Human companions of a more permanent nature is not something that's trivial to implement, although I believe it's in the long term plans to at least make it possible to get a spouse. However, there's a lot of game infrastructure that's needed for permanent companions to make sense.

It can also be noted that a good reason to hire companions temporarily is a certain quest that's tricky to perform alone...

But yes, the game currently runs of of challenges once basic survival has been ensured and a homestead has been built.

Dungeon Smash

« Reply #2 on: March 09, 2019, 05:21:45 PM »
Permanent companions is already something that's in planning for the future.

As for the "Requesting items..." suggestion: It's not that bad of an idea to ask a craftsman to make something for you, a bow or a punt or some arrows or something.  This could even trigger a quest: "I will do what you ask, but I need a fine handaxe in return."  However, I don't think economics in the Iron Age Finland worked quite the way you are imagining... for one thing, most communities in URW would not have had blacksmiths.  Most iron goods were imported.  Only in Driik towns might you find a full-time blacksmith, but those communities generally already have plentiful iron goods to trade.

Zadok

« Reply #3 on: March 09, 2019, 07:21:57 PM »
I believe the suggestion contradicts itself: So, you've got all the riches you can dream of, and things get boring, so instead of chasing after those elusive items you want, you just want to buy them so you can sit around and be completely bored?

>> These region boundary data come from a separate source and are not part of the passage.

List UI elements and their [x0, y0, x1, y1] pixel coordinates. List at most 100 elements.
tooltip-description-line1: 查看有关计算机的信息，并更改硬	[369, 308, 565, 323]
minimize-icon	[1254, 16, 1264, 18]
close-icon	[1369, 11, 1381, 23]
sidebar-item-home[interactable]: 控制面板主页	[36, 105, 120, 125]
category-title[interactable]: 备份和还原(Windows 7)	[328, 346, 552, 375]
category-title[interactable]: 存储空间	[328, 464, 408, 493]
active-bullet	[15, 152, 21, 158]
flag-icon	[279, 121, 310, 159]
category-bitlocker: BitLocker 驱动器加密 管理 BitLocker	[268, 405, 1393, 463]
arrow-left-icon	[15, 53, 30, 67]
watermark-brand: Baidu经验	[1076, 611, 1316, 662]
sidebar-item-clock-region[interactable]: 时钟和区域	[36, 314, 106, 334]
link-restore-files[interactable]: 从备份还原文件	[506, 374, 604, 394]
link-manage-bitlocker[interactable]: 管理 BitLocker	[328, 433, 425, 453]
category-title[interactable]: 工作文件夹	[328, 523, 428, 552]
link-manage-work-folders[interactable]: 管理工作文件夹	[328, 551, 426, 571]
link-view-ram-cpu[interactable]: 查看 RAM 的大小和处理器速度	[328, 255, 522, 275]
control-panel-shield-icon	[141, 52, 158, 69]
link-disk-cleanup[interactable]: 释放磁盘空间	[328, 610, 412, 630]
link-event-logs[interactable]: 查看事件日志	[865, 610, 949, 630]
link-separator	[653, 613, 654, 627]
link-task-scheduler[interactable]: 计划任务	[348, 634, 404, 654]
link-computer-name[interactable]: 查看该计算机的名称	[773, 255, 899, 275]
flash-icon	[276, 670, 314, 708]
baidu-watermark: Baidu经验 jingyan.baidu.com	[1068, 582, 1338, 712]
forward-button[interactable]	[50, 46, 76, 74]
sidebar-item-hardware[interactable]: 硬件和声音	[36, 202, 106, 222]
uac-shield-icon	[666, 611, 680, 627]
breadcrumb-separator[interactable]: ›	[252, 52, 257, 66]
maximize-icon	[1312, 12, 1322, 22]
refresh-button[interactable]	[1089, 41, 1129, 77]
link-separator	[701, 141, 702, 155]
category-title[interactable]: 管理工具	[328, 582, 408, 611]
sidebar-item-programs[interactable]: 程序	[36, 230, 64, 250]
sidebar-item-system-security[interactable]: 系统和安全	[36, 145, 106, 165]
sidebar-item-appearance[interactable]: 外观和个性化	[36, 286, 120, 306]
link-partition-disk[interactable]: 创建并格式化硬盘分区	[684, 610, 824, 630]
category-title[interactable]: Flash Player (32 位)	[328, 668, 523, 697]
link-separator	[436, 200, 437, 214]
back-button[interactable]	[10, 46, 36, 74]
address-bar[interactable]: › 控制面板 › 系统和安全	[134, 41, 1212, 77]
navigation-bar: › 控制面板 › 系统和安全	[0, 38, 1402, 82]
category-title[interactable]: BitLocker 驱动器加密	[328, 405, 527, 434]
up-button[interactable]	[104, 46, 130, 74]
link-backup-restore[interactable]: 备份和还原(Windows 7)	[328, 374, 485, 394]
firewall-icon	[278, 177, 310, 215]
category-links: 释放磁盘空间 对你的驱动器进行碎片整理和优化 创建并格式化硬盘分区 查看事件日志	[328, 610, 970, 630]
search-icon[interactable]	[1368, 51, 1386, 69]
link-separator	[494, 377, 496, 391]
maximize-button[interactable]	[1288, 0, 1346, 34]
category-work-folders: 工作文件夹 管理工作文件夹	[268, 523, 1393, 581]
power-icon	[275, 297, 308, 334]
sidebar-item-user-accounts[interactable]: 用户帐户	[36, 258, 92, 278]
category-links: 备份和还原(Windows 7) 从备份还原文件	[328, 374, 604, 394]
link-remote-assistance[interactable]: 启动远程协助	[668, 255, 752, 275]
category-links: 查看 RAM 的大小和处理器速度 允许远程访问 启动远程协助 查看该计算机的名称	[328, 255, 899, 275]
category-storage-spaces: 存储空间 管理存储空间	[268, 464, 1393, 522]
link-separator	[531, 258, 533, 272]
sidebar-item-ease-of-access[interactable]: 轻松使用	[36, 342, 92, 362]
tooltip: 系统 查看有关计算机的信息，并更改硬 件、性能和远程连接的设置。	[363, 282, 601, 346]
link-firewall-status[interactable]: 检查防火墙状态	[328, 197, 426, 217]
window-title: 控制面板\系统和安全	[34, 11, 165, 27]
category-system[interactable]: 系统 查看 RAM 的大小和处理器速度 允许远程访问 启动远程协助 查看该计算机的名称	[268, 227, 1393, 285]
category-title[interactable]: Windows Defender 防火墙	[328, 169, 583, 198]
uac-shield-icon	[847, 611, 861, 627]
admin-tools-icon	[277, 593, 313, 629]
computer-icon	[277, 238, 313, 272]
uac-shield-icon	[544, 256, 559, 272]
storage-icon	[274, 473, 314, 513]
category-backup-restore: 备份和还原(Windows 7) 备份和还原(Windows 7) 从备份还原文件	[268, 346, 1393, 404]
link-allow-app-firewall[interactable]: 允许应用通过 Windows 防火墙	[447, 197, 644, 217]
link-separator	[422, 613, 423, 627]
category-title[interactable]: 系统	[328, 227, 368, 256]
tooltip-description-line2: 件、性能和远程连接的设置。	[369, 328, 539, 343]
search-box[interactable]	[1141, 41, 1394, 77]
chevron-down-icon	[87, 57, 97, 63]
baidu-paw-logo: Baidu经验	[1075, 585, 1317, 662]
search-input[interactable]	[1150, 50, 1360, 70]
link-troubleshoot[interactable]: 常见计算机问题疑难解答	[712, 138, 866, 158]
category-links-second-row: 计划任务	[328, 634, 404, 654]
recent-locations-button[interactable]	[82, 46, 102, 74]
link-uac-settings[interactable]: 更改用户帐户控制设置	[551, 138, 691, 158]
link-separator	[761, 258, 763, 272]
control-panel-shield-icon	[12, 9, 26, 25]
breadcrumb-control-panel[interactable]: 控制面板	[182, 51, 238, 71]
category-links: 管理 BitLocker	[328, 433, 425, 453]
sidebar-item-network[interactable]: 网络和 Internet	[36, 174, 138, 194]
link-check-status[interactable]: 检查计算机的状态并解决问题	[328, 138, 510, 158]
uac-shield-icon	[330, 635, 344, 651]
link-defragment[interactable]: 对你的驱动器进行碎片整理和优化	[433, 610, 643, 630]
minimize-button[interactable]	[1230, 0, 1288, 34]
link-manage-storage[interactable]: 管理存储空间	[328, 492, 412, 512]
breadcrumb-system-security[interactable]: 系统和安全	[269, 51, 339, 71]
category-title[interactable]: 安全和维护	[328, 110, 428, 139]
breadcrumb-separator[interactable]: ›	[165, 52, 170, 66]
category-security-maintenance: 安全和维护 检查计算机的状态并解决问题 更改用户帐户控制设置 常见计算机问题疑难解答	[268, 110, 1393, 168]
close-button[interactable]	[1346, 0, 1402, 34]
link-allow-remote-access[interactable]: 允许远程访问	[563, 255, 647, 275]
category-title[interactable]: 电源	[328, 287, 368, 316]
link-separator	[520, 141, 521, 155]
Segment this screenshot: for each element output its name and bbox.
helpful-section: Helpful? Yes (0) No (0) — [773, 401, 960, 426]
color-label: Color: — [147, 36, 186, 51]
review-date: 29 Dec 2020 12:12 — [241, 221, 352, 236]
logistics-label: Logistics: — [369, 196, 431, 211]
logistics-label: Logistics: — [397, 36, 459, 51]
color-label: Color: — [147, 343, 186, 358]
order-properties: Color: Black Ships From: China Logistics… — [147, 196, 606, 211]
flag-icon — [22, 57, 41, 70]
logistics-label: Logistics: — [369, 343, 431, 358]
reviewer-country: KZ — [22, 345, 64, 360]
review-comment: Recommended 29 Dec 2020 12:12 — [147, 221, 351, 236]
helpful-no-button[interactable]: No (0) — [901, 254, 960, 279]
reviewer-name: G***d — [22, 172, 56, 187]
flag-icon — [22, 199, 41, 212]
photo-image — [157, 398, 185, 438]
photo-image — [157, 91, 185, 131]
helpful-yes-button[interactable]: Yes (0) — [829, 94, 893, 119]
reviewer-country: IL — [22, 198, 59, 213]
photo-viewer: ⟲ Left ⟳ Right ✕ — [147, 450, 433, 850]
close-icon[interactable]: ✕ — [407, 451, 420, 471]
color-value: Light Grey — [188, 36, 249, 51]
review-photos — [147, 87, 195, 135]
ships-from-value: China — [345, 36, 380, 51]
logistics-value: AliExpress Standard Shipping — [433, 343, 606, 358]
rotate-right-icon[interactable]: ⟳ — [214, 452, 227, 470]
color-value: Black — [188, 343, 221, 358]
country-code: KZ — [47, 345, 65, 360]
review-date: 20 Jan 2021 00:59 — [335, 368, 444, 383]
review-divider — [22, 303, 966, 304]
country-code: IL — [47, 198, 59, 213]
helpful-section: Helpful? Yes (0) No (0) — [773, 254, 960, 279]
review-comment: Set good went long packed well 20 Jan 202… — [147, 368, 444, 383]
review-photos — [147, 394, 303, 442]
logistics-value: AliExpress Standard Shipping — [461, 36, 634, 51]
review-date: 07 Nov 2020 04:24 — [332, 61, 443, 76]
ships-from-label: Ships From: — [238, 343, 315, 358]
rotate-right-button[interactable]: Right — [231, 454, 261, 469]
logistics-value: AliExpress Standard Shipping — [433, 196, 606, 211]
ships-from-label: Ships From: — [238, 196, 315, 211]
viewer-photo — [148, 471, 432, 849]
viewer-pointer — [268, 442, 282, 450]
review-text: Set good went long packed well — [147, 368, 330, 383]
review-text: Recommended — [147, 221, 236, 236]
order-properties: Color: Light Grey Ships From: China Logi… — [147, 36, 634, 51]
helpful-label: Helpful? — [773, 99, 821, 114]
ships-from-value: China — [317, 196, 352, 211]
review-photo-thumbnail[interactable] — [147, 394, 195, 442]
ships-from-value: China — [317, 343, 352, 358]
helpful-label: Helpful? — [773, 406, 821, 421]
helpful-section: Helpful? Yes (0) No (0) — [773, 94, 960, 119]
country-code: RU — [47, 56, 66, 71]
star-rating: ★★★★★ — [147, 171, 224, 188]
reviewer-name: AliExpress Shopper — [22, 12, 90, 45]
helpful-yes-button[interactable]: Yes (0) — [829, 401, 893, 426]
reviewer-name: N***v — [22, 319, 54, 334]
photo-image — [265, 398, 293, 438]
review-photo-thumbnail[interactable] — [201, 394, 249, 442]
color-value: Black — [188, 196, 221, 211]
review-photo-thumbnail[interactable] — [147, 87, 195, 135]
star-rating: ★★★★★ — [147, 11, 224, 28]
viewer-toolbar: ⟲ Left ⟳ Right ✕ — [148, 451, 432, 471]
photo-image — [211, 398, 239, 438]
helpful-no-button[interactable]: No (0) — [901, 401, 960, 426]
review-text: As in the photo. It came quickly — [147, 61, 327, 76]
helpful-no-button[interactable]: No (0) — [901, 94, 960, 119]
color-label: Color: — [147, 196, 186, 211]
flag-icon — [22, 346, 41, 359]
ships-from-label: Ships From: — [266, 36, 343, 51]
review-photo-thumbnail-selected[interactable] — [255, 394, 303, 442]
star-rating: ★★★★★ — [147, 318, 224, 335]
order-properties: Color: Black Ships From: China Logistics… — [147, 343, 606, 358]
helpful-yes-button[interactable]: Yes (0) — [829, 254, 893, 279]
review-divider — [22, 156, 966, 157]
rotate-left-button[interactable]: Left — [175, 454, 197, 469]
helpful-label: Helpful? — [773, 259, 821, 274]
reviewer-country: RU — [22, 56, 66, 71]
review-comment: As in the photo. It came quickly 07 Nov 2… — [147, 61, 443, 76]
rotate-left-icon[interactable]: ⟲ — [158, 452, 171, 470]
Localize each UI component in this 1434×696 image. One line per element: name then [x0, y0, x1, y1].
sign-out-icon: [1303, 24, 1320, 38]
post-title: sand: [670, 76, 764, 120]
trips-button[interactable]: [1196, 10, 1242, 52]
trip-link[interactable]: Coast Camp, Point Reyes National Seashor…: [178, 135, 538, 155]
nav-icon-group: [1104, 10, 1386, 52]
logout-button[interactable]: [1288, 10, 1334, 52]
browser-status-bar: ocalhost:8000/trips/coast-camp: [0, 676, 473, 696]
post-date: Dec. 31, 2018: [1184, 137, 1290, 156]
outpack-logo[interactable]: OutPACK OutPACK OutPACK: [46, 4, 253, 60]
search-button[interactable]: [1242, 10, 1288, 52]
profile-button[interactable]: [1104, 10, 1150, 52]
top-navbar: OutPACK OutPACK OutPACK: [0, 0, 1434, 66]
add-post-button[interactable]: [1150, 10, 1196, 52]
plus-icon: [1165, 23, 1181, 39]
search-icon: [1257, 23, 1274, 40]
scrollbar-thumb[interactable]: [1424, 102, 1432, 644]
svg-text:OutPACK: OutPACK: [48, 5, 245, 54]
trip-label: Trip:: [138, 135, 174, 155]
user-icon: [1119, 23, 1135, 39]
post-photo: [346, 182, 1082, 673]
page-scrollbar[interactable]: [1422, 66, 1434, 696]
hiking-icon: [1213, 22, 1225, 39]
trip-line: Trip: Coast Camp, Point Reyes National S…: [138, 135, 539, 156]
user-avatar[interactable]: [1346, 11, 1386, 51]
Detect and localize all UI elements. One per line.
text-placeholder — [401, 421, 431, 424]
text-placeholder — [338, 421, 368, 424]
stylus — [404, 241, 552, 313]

I wasn't saying that NOT getting those items is boring, what I'm trying to say is that not being able to process them efficiently, and the things you have to go through to get the higher class gear, is what causes frustration in my games.

I didn't mean to suggest "i have all good gear now my game boren", my point was that if you have the goods, you can trade them for anything you need for survival, axes, tools, food, anything. But when you reach a certain point in the game, where you have dozens of high quality furs and many expensive weapons you don't plan to use, you suddenly can not really improve what you have in terms of gear at that point within a reasonable amount of time, and without it being frustrating running from village to village hoping to not run into a bandit group at the wrong time just to have a little chance of finding a better kaumo spear, or a kaumo spear at all, if your luck is bad.

When it comes to other things preventing my suggestions, like realism, balance and all, when it comes to those things, your opinion, intuition and choice is of course prioritized over mine, so if it doesn't work, it doesn't work. I completely understand that, so no worries.

Zadok

« Reply #4 on: March 09, 2019, 07:26:20 PM »
Permanent companions is already something that's in planning for the future.

As for the "Requesting items..." suggestion: It's not that bad of an idea to ask a craftsman to make something for you, a bow or a punt or some arrows or something.  This could even trigger a quest: "I will do what you ask, but I need a fine handaxe in return."  However, I don't think economics in the Iron Age Finland worked quite the way you are imagining... for one thing, most communities in URW would not have had blacksmiths.  Most iron goods were imported.  Only in Driik towns might you find a full-time blacksmith, but those communities generally already have plentiful iron goods to trade.

Yeah I didn't think that deep about it, and fundamentally all I'm suggesting is an easier way to process valuables for things that aren't your everyday tools and clothes. In whatever form. If, of course, it's possible, preferable and is not messing up the lore of the game.